The first Mafia game, The City of Lost Heaven, is narrated by former taxi driver Tommy Angelo (actor Michael Sorvino), who inadvertently becomes involved in a life of organized crime with the Salieri family. Mafia II operates in the same vein, this time passing the microphone over to Vito Scaletta (actor Rick Pasqualone) so he can tell the story. It seems like retrospective storytelling is the easiest set-up for voiced narration—the game starts with Scaletta reminiscing over a family photo album.
Sam & Max: The Devil’s Playhouse
The narrator in this series of the episodic Sam & Max games is just that: He’s simply called the Narrator. He’s drolly voiced by Andrew Chaikin, who comments on the game’s events and addresses the player directly. Dressed in a suit with a red rose tucked into the front, the Narrator also aids the player with instructions and advice.

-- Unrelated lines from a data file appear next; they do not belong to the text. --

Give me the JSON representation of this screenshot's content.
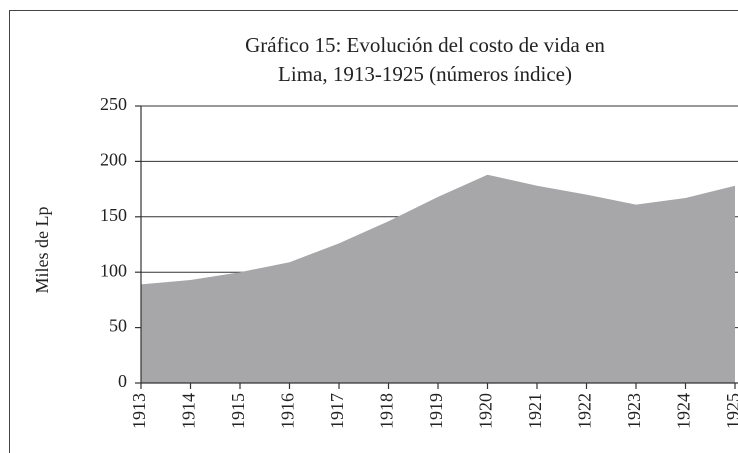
{
  "chart_data": {
    "type": "area",
    "title": [
      "Gráfico 15: Evolución del costo de vida en",
      "Lima, 1913-1925 (números índice)"
    ],
    "ylabel": "Miles de Lp",
    "categories": [
      "1913",
      "1914",
      "1915",
      "1916",
      "1917",
      "1918",
      "1919",
      "1920",
      "1921",
      "1922",
      "1923",
      "1924",
      "1925"
    ],
    "values": [
      89,
      93,
      100,
      109,
      126,
      146,
      168,
      188,
      178,
      170,
      161,
      167,
      178
    ],
    "color": "#a7a7a9",
    "ylim": [
      0,
      250
    ],
    "yticks": [
      0,
      50,
      100,
      150,
      200,
      250
    ],
    "grid": true
  }
}
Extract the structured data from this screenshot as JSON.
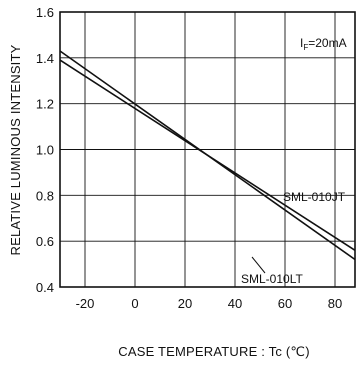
{
  "chart_data": {
    "type": "line",
    "title": "",
    "xlabel": "CASE TEMPERATURE : Tc (℃)",
    "ylabel": "RELATIVE LUMINOUS INTENSITY",
    "xlim": [
      -30,
      88
    ],
    "ylim": [
      0.4,
      1.6
    ],
    "xticks": [
      -20,
      0,
      20,
      40,
      60,
      80
    ],
    "yticks": [
      0.4,
      0.6,
      0.8,
      1.0,
      1.2,
      1.4,
      1.6
    ],
    "xtick_labels": [
      "-20",
      "0",
      "20",
      "40",
      "60",
      "80"
    ],
    "ytick_labels": [
      "0.4",
      "0.6",
      "0.8",
      "1.0",
      "1.2",
      "1.4",
      "1.6"
    ],
    "grid": true,
    "condition": {
      "main": "I",
      "sub": "F",
      "rest": "=20mA"
    },
    "series": [
      {
        "name": "SML-010JT",
        "x": [
          -30,
          88
        ],
        "y": [
          1.39,
          0.56
        ],
        "color": "#111111"
      },
      {
        "name": "SML-010LT",
        "x": [
          -30,
          88
        ],
        "y": [
          1.43,
          0.52
        ],
        "color": "#111111"
      }
    ]
  }
}
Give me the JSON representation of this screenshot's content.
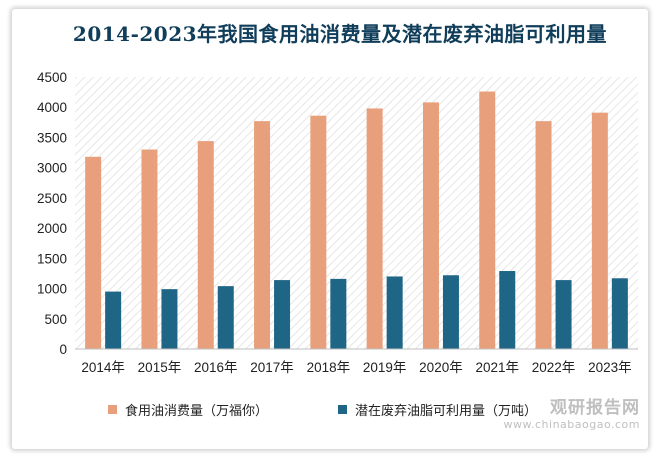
{
  "chart_data": {
    "type": "bar",
    "title": "2014-2023年我国食用油消费量及潜在废弃油脂可利用量",
    "categories": [
      "2014年",
      "2015年",
      "2016年",
      "2017年",
      "2018年",
      "2019年",
      "2020年",
      "2021年",
      "2022年",
      "2023年"
    ],
    "series": [
      {
        "name": "食用油消费量（万福你）",
        "color": "#e8a07c",
        "values": [
          3180,
          3300,
          3440,
          3770,
          3860,
          3980,
          4080,
          4260,
          3770,
          3910
        ]
      },
      {
        "name": "潜在废弃油脂可利用量（万吨）",
        "color": "#1f6585",
        "values": [
          950,
          990,
          1040,
          1140,
          1160,
          1200,
          1220,
          1290,
          1140,
          1170
        ]
      }
    ],
    "ylim": [
      0,
      4500
    ],
    "yticks": [
      0,
      500,
      1000,
      1500,
      2000,
      2500,
      3000,
      3500,
      4000,
      4500
    ],
    "grid": false,
    "legend_position": "bottom"
  },
  "watermark": {
    "main": "观研报告网",
    "sub": "www.chinabaogao.com"
  }
}
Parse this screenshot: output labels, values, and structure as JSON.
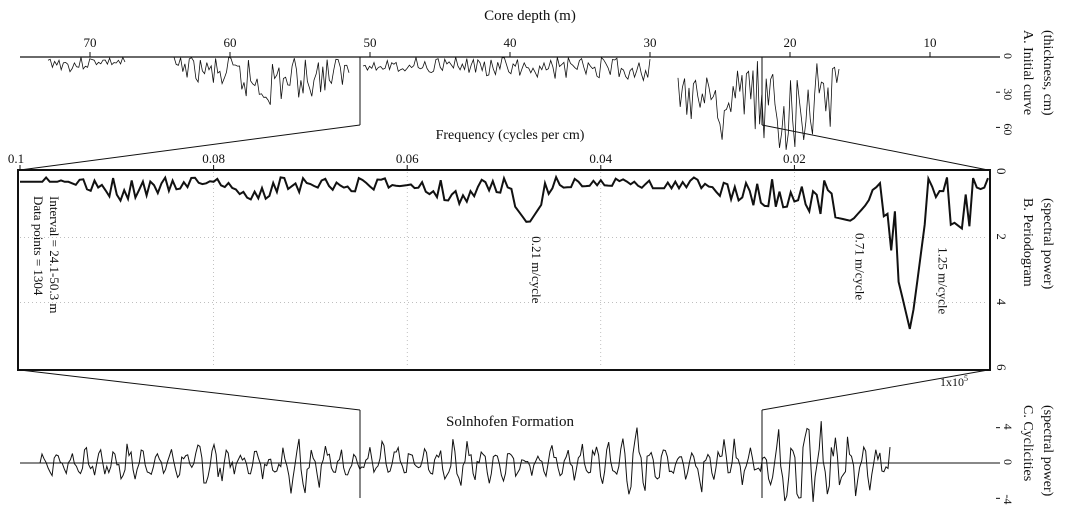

Dear Esther is a first-person ghost story that focuses not on gameplay, but rather the mystery of the island and your place there. Originally created by Dan Pinchbeck at the University of Portsmouth as part of a project, the game consists of letters, read aloud and addressed to a woman named Esther. Nigel Carrington provides all voice work as the unidentified narrator. The game is currently being remade for commercial release.
In Portal, considered one of the most inventive games of 2007, GLaDOS (Genetic Lifeform and Disk Operating System) acts as an instructional narrator, guiding the player along and teaching him the essentials of gameplay. Ellen McLain voices the corrupted artificial intelligence, who means to dispose of the protagonist Chell. It’s just another case of a robotic entity gone horribly wrong.
Anything with Patrick Stewart
Patrick Stewart does a lot of voice work in video games nowadays, especially in fantasy games like Oblivion and Castlevania: Lords of Shadow (he played the narrator slash character of Zobek). He’s also a narrator in Lego Universe and the voice of his television and movie personas, Jean-Luc Picard and Professor Xavier, in various video game adaptations, not to mention a myriad other roles. Given his talent and recognition as an actor, what game wouldn’t be made better with Stewart in its cast?